Summary of this article

  • Gig work and self-employment are the new ways of earning.

  • Eight million new graduates enter the Indian workforce.

  • Conventional white-collar jobs are going to be hard to get.

At a time when freelancing and tags of "self-employed" are seen all over, Saurabh Mukherjea, founder and Chief Investment Officer of Marcellus Investment Managers, in a podcast, has warned the salary-dependent workers that times are about to change for them. He speaks from noticing patterns of around a decade, how corporate jobs are not going to be serving a lot of people. Layoffs, minimum salaries and automation replacing human effort have been common reasons for low job vacancies.

He pointed out how India's white-collar jobs have stagnated for the past five years. He argues that even the hopes of corporate jobs to bounce back are slim. Gig work and self-employment are the new ways of earning. The reason lies in automation and efficiency that is required in the corporate world. Most of the low-effort technical jobs are handed over to automation, reducing headcount and still maintaining the growth.

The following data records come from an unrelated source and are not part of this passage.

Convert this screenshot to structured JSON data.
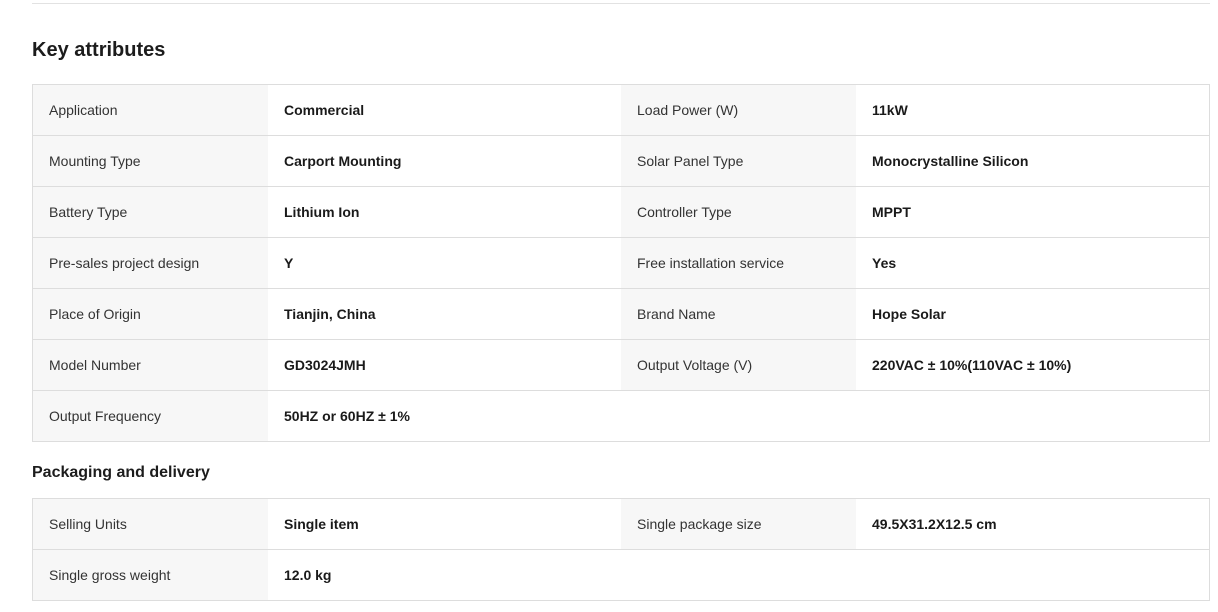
{
  "key_attributes": {
    "title": "Key attributes",
    "rows": [
      {
        "label1": "Application",
        "value1": "Commercial",
        "label2": "Load Power (W)",
        "value2": "11kW"
      },
      {
        "label1": "Mounting Type",
        "value1": "Carport Mounting",
        "label2": "Solar Panel Type",
        "value2": "Monocrystalline Silicon"
      },
      {
        "label1": "Battery Type",
        "value1": "Lithium Ion",
        "label2": "Controller Type",
        "value2": "MPPT"
      },
      {
        "label1": "Pre-sales project design",
        "value1": "Y",
        "label2": "Free installation service",
        "value2": "Yes"
      },
      {
        "label1": "Place of Origin",
        "value1": "Tianjin, China",
        "label2": "Brand Name",
        "value2": "Hope Solar"
      },
      {
        "label1": "Model Number",
        "value1": "GD3024JMH",
        "label2": "Output Voltage (V)",
        "value2": "220VAC ± 10%(110VAC ± 10%)"
      },
      {
        "label1": "Output Frequency",
        "value1": "50HZ or 60HZ ± 1%",
        "label2": "",
        "value2": ""
      }
    ]
  },
  "packaging": {
    "title": "Packaging and delivery",
    "rows": [
      {
        "label1": "Selling Units",
        "value1": "Single item",
        "label2": "Single package size",
        "value2": "49.5X31.2X12.5 cm"
      },
      {
        "label1": "Single gross weight",
        "value1": "12.0 kg",
        "label2": "",
        "value2": ""
      }
    ]
  }
}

Shrinking corporate seats and rising youth

Every year, eight million new graduates enter the Indian workforce; meanwhile, the job openings remain limited. This is a massive mismatch between opportunity and aspiration. He warned, "the next few years will be testing India's ability to reinvent work", by figuring out how to give livelihood to the people entering the workforce.

Large firms no longer require big teams to scale and grow. Well-known companies like HDFC, Bajaj Finance, Titan, and Asian Paints are not hiring aggressively anymore.

He also foreshadows how salaried jobs are also being rejected by a segment of people who have already realised this. People are switching to working more independently, as freelancers, creators, or contractual workers.

Mukherjea believes that India is far better placed than other countries when it comes to a gig-based workforce. Cheap data and centralised digital systems like UPI are the foundation of a more independent youth and self-employment.

He advises the youth on how they can tackle this, which will be a potential problem for them. Conventional white-collar jobs are going to be hard to get, preparing the youngsters and ourselves for the future, where gig work and self-employment are the basis of stability.